An application security technique known as code signing is gaining importance as the Apple and Android mobile distribution centers require developers to provide the apps they write with a stamp of approval.
Code signing indicates that "you know where the code came from and it hasn't been corrupted," said August Detlefsen, a security consultant for AppSec Consulting, in San Jose CA.
"The purpose is to basically guarantee that when you get some code, you know who it's from," said Frank Kim, principal of security consultancy ThinkSec and curriculum lead for application security, SANS. "It's to give you some level of trust."
Mobile application distributors use code signatures to help prevent malicious code from being distributed among mobile devices. "Both iOS and Android enforce the fact that your code must be signed in order to distribute it through the App Store or Google Play Store, so in order to get your software out there, you must sign it so that at least the identity of the person who created the code is verified," Detlefsen said.
If an attacker were to obtain the private key, he could modify the code and sign it with the private key, leading people to believe that the code came from a trusted source.
Apple goes a step further and adds its signature to the applications distributed via its App Store.
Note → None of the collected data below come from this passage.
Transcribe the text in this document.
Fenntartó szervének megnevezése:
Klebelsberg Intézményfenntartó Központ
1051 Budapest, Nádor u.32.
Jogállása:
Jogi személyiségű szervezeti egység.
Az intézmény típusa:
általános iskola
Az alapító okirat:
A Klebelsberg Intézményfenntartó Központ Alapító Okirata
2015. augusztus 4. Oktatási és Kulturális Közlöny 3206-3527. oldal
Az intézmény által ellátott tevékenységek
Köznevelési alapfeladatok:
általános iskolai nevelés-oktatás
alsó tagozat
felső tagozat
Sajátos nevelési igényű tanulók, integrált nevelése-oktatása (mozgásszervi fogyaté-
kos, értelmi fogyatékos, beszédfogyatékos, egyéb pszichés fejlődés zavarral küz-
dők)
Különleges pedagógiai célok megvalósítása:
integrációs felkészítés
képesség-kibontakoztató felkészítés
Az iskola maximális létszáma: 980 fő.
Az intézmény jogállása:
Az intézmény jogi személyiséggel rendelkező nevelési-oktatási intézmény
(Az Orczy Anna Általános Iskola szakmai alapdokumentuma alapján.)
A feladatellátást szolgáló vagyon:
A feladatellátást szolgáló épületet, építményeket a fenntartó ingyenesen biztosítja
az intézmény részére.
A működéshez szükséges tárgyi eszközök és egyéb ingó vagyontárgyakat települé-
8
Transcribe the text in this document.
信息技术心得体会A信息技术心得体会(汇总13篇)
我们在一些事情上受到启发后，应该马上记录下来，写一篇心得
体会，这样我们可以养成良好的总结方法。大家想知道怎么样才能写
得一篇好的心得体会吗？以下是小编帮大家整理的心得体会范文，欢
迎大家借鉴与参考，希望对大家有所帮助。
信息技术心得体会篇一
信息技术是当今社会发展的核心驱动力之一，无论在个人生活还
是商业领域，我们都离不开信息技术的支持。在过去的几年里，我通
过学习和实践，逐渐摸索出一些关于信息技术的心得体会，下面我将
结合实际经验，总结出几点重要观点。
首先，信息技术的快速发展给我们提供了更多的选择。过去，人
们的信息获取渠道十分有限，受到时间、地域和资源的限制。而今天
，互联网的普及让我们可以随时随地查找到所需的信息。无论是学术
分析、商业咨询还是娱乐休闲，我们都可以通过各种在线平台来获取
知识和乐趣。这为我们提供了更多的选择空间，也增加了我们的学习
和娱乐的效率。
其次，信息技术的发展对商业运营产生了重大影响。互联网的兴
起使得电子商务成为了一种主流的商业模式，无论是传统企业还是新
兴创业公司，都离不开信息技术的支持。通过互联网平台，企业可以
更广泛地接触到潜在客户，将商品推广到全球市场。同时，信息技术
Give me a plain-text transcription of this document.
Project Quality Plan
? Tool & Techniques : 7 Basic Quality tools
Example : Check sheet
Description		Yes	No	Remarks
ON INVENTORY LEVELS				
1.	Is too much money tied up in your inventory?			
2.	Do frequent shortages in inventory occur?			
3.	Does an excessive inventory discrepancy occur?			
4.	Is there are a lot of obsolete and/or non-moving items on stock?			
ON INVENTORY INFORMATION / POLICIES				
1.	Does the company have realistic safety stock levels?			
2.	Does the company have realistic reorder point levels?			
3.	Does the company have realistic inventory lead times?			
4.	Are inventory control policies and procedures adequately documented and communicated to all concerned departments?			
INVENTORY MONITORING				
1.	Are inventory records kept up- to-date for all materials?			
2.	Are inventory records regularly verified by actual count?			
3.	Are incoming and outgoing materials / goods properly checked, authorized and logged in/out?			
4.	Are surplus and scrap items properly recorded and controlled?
Before any code runs on an iOS device -- assuming it hasn't been jailbroken -- the device verifies the signatures. This helps ensure the code has not been modified.
Developers who submit code for distribution via Apple's App Store don't have to be concerned with the details of code signing. "When I register for the iOS development program, it's pretty straightforward," Kim said. "Apple makes the process as seamless as possible."
In other scenarios, the process of code signing is a bit more involved. "If you're developing other types of software, server-side apps, or those distributed to enterprise customers in a different way, then it's more cumbersome because the infrastructure is not there," Kim said.
Code is signed using public key cryptography. The process begins with the generation of a cryptographic hash. This is done by running the source code or compiled executable through a one-way function that calculates a checksum based on the bits in the code, Detlefsen explained. The resulting cryptographic hash is unique and non-reversible. The hash is sent through another cryptographic function along with a unique key known only to the user, resulting in a signature. It is a short alphanumeric string that is associated with the code. A public key, associated with the private key but freely sharable, can be used to verify the code is signed with the private key by running the signature and the corresponding public key though a signature verification function.
Public and private keys can be generated at no cost using one of the many key generator tools that can be found online, Detlefsen said. However, these keys do not offer verification that you are who you say you are. After all, Detlefsen pointed out, "Just because the code is signed doesn't mean that the [developer of that code] knows what they're doing."
An alternative is to purchase keys from a certificate authority, like VeriSign or DigiCert. These companies validate the identities of their customers. Information such as the signer's name and organization is included with the code signature, and can be verified with the certificate authority.
There are no risks involved with the code signing process itself. However, the private key must be kept private. If an attacker were to obtain the private key, he could modify the code and sign it with the private key, leading people to believe the code came from a trusted source when in fact it did not.
While developers benefit from signing their own code, they also benefit from the signatures on the code they use. "A lot of developers use third-party code and open source libraries. If you're building significant apps that require security, you should also check the authenticity of the code you're using," Detlefsen said. An attacker could insert malicious code into an open source library. "Code signing provides one way of knowing that the code you're downloading is verified to be the original and hasn't been tainted in some way," he said. "Before you run it, verify the signature."
But not all code is signed in the first place. "Code signing is becoming more well-known and practiced because these distribution centers are requiring it. But as far as code you download over the Internet, or let's say there's an applet in your website or a flash app on a website, you might not know where it came from or whether it was something the original developers put there," Detlefsen said.